Una vetrina laterale della sala cinese del Museo orientale ( primo piano) presenta tre vasi di ceramica detta Celadon, di cui questo è il più antico. Risale alla dinastia Song “Durante la dinastia Sung – come scrivevano un tempo -( 960 – 1279 d.C. ) il successo della produzione della ceramica fu la colorazione di nero della merce ed il più spettacolare dei monocromi, il Celadon del nord dal tipico colore verde oliva.

I Cinesi non avevano ancora messo a punto la produzione della loro porcellana, ma questa ceramica  ne costituisce un precedente.
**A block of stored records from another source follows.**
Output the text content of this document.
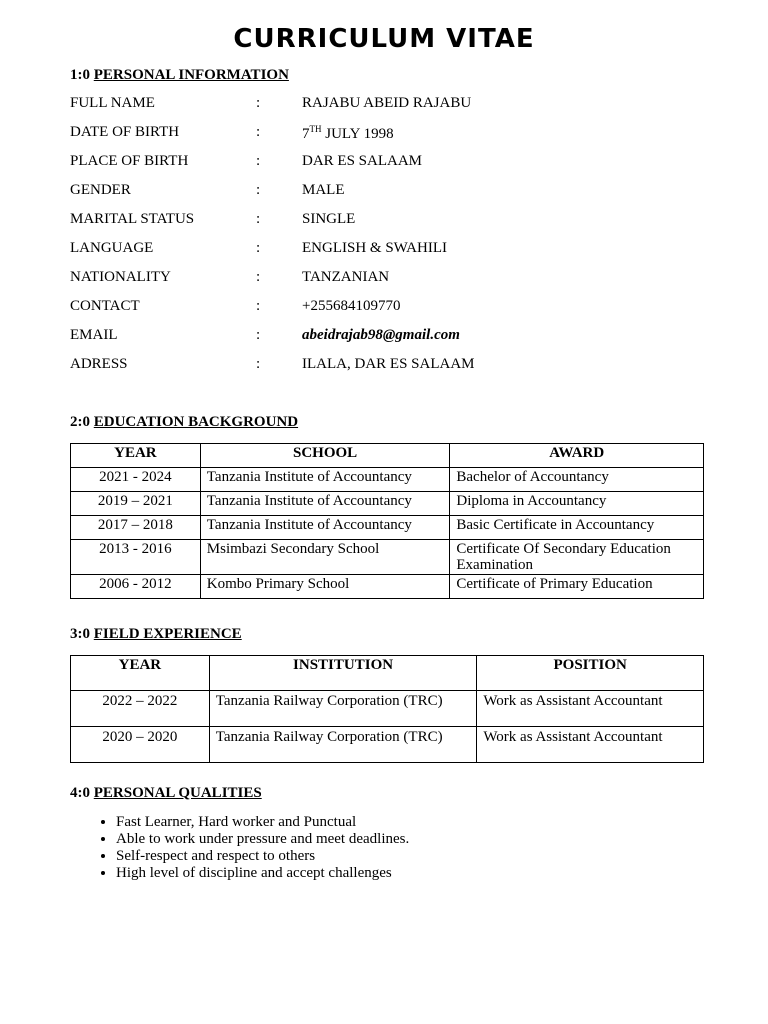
CURRICULUM VITAE

1:0 PERSONAL INFORMATION

FULL NAME	:	RAJABU ABEID RAJABU
DATE OF BIRTH	:	7TH JULY 1998
PLACE OF BIRTH	:	DAR ES SALAAM
GENDER	:	MALE
MARITAL STATUS	:	SINGLE
LANGUAGE	:	ENGLISH & SWAHILI
NATIONALITY	:	TANZANIAN
CONTACT	:	+255684109770
EMAIL	:	abeidrajab98@gmail.com
ADRESS	:	ILALA, DAR ES SALAAM

2:0 EDUCATION BACKGROUND

YEAR	SCHOOL	AWARD
2021 - 2024	Tanzania Institute of Accountancy	Bachelor of Accountancy
2019 – 2021	Tanzania Institute of Accountancy	Diploma in Accountancy
2017 – 2018	Tanzania Institute of Accountancy	Basic Certificate in Accountancy
2013 - 2016	Msimbazi Secondary School	Certificate Of Secondary Education Examination
2006 - 2012	Kombo Primary School	Certificate of Primary Education

3:0 FIELD EXPERIENCE

YEAR	INSTITUTION	POSITION
2022 – 2022	Tanzania Railway Corporation (TRC)	Work as Assistant Accountant
2020 – 2020	Tanzania Railway Corporation (TRC)	Work as Assistant Accountant

4:0 PERSONAL QUALITIES

• Fast Learner, Hard worker and Punctual
• Able to work under pressure and meet deadlines.
• Self-respect and respect to others
• High level of discipline and accept challenges
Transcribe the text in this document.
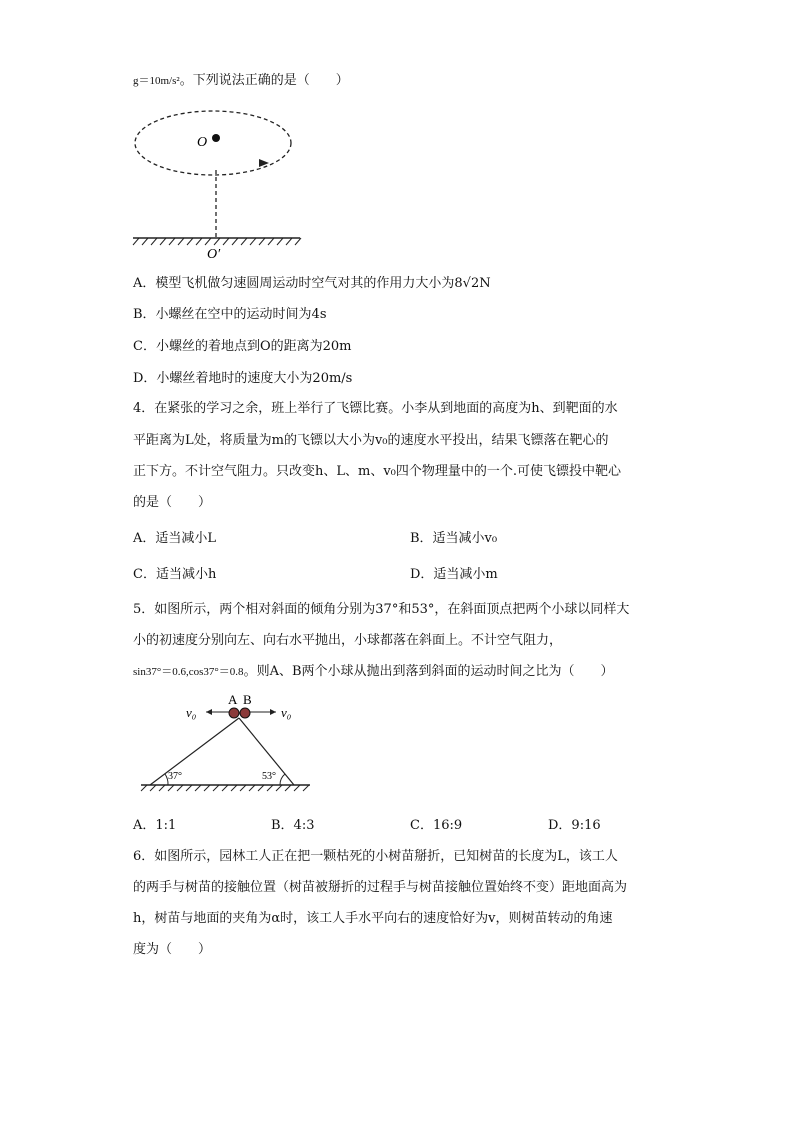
g＝10m/s²。下列说法正确的是（　　）
O
O′
A．模型飞机做匀速圆周运动时空气对其的作用力大小为8√2N
B．小螺丝在空中的运动时间为4s
C．小螺丝的着地点到O的距离为20m
D．小螺丝着地时的速度大小为20m/s
4．在紧张的学习之余，班上举行了飞镖比赛。小李从到地面的高度为h、到靶面的水
平距离为L处，将质量为m的飞镖以大小为v₀的速度水平投出，结果飞镖落在靶心的
正下方。不计空气阻力。只改变h、L、m、v₀四个物理量中的一个.可使飞镖投中靶心
的是（　　）
A．适当减小L	B．适当减小v₀
C．适当减小h	D．适当减小m
5．如图所示，两个相对斜面的倾角分别为37°和53°，在斜面顶点把两个小球以同样大
小的初速度分别向左、向右水平抛出，小球都落在斜面上。不计空气阻力，
sin37°＝0.6,cos37°＝0.8。则A、B两个小球从抛出到落到斜面的运动时间之比为（　　）
A B
v₀	v₀
37°	53°
A．1:1	B．4:3	C．16:9	D．9:16
6．如图所示，园林工人正在把一颗枯死的小树苗掰折，已知树苗的长度为L，该工人
的两手与树苗的接触位置（树苗被掰折的过程手与树苗接触位置始终不变）距地面高为
h，树苗与地面的夹角为α时，该工人手水平向右的速度恰好为v，则树苗转动的角速
度为（　　）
Ancora adesso in Cina creano e vendono oggetti in questo colore e  questo stile.

Celadon è il nome attribuito a queste ceramiche dai Francesi, dal nome di un personaggio letterario.  Il colore ricordava la più preziosa giada, il disegno è inciso prima dell’invetriatura e cottura. Questo dovrebbe essere il vaso più antico del museo.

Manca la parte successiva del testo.